Les textes médiévaux des îles britanniques restent muets au sujet d’Esus. De fait, il n’est que le poème épique De bell o civili (Pharsale I, 444-446) de Lucain pour le citer, en compagnie de Teutates et de Taranis. Lucain, nomme le dieu celte, l’ « abominable Esus » et prétend qu’on l’apaisait par le sacrifice d’un homme pendu à un arbre et qu’on le laissait dans cette macabre situation jusqu’à ce qu’il soit totalement vidé de son sang et dépouillé de ses chairs. A ce sujet, on peut citer une analogie avec un mythe gallois selon lequel un dieu (jupitérien) retrouve, réfugié dans un arbre, un dieu (mercuriel) affligé d’une blessure d’où sa chair corrompue s’écoule sur le sol. Esus, Taranis et Teutates forment peut-être une triade divine (Guyonvarc’h) et ce serait là les trois visages d’un même dieu, le nombre trois exprimant pour les Celtes la totalité parfaite.

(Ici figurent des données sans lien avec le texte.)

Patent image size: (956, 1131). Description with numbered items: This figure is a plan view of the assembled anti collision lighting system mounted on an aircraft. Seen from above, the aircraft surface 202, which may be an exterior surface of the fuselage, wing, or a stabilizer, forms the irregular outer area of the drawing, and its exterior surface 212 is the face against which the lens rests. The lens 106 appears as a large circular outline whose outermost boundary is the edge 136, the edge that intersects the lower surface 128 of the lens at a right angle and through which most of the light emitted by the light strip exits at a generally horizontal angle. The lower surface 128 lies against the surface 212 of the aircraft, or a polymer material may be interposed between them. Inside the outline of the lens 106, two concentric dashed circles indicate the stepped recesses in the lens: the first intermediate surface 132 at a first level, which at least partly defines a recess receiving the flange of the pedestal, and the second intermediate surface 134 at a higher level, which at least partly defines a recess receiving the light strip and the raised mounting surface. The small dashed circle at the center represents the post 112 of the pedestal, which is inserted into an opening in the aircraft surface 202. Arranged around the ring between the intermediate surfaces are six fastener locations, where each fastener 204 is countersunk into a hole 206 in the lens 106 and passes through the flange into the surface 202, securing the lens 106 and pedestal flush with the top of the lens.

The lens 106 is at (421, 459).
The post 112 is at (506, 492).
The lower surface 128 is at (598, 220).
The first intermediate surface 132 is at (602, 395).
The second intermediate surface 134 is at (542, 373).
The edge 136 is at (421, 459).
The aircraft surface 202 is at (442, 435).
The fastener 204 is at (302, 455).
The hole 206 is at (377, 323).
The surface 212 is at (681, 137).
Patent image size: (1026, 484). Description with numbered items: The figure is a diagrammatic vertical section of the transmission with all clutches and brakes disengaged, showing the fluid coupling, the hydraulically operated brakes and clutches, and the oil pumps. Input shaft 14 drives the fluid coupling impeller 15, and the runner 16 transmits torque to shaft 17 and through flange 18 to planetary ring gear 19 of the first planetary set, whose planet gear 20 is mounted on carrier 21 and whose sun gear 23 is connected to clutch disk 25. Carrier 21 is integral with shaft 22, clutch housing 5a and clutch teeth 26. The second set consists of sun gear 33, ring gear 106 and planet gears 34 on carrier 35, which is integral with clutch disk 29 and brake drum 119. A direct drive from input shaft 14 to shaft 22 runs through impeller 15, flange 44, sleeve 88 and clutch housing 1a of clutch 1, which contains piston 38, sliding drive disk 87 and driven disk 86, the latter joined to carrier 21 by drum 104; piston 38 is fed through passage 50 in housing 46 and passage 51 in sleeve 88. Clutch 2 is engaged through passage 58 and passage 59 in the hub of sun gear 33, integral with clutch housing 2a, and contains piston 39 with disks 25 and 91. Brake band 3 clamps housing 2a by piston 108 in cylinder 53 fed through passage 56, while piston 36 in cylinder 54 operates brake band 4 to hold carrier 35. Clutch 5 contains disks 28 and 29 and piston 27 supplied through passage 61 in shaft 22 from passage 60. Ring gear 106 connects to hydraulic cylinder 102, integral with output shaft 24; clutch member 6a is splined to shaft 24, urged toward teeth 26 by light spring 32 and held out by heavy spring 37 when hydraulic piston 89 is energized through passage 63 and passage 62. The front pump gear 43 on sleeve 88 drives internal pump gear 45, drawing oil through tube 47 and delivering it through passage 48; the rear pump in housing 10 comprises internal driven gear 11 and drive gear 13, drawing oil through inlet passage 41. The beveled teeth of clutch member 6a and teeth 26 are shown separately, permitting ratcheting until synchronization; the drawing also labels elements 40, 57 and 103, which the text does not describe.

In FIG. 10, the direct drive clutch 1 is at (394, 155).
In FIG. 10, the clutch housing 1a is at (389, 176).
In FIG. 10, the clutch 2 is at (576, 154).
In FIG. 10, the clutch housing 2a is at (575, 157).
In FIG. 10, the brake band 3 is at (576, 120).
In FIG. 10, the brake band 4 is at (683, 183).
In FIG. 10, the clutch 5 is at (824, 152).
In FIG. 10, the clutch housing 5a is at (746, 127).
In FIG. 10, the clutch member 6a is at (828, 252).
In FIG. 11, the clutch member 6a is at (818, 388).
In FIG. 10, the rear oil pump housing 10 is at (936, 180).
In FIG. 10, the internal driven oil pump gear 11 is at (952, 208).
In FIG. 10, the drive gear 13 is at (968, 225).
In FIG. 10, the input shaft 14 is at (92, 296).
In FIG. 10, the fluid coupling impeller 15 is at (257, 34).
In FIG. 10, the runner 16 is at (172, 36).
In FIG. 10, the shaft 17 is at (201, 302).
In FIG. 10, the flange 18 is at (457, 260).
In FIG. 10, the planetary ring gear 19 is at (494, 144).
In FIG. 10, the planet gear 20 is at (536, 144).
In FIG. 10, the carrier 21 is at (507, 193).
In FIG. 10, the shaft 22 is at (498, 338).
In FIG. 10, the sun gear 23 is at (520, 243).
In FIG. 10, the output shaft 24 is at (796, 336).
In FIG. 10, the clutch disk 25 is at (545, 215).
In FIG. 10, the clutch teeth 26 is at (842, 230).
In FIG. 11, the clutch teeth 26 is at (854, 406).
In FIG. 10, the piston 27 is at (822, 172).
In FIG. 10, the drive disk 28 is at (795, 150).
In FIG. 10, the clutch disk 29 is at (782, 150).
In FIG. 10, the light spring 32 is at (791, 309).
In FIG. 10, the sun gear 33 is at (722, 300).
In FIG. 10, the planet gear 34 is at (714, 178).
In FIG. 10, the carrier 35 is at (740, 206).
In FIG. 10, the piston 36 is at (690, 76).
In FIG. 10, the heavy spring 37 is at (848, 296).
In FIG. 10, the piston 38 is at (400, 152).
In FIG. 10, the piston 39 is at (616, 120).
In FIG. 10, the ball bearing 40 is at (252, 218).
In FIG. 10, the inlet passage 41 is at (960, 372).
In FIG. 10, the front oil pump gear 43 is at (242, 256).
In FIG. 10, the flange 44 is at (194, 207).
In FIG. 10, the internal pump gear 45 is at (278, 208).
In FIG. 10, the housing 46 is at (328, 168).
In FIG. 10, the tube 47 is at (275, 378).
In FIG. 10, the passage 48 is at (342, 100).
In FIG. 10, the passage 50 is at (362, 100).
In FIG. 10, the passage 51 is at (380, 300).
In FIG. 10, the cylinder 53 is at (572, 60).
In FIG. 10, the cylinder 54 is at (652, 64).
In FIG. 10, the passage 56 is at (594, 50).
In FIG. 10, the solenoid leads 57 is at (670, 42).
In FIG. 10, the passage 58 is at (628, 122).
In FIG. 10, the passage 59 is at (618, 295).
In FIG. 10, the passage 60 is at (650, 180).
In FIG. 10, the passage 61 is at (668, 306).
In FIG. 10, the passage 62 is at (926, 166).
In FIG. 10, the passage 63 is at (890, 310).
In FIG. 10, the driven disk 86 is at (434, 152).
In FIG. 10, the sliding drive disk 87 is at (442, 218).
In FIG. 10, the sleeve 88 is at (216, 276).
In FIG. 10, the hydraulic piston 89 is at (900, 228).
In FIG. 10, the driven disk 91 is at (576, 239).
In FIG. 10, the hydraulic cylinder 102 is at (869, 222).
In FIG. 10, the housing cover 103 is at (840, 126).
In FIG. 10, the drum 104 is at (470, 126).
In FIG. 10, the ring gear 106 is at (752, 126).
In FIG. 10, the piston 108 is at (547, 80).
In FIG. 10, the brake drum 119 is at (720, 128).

Cette thèse (contestée) nous vient donc, comme nous l’avons dit, d’une remarque de Lucain dans la Pharsale : « …ceux qui honorent le cruel Teutates avec d’horribles offrandes sanglantes, ainsi que l’abominable Esus, et l’autel de Taranis, aussi peu aimable que celui de la Diane scythique… » Ajoutons que Lucain associe Esus à Mars (Hesus-Mars six placatur homo in arbore suspenditur usque donem per curorem membra degesserit) et à Mercure (Hesum Mercurium credunt si quidem mercatobirus colitur).  

 

5. Un dieu de roman…

 

A titre d’anecdote, signalons aussi le récit romancé de Gilbert-Charles Picard, « L’ascension d’une dynastie gauloise – La gloire des Sedatii », évoquant un druide rebelle qui fut, selon ce récit, supplicié en l’an 156 à Limonum (Poitiers) et qui lança contre l’assistance cet anathème : « Esus et Teutates vous châtieront, traîtres, esclaves des Romains ! » Un ours qui devait le tuer, hésita à accomplir sa funeste tâche, avant d’être rendu furieux par un trait enflammé que Sedatius Severianus, éminent représentant d’une famille pictonne pro-romaine, lui fit décocher. Sans doute faut-il plutôt retenir de ce récit le caractère sympathiquement romancé, qu’une quelconque réalité historiquement fondée…

 

Eric TIMMERMANS.©

Bruxelles, le 18 novembre 2010.

 

 

Sources : Atlas de la civilisation occidentale, sous la direction de P. Lamaison, France-Loisirs, 1994 / / Des dieux celtes aux dieux romains, P. Cattelain – C. Sterckx, Editions du CEDARC, 1997 / Dictionnaire historique des Celtes, Maxi-Poche Histoire, Pierre Norma, 2003 / L’ascension d’une dynastie gauloise – La gloire des Sedatii, Gilbert-Charles Picard, Perrin, 1990 / Les Celtes – Fureur et Immortalité, G. Nenzioni et F. Giromini, Papermint, 1979 / Les Celtes – Histoire et dictionnaire, Venceslas Kruta, Robert Laffont, 2000 / Les Celtes – Les dieux oubliés, Marcel Brasseur, Terre de Brume Editions, 1996 / Nouveau dictionnaire de mythologie celtique, Jean Markale, Pygmalion, 1999.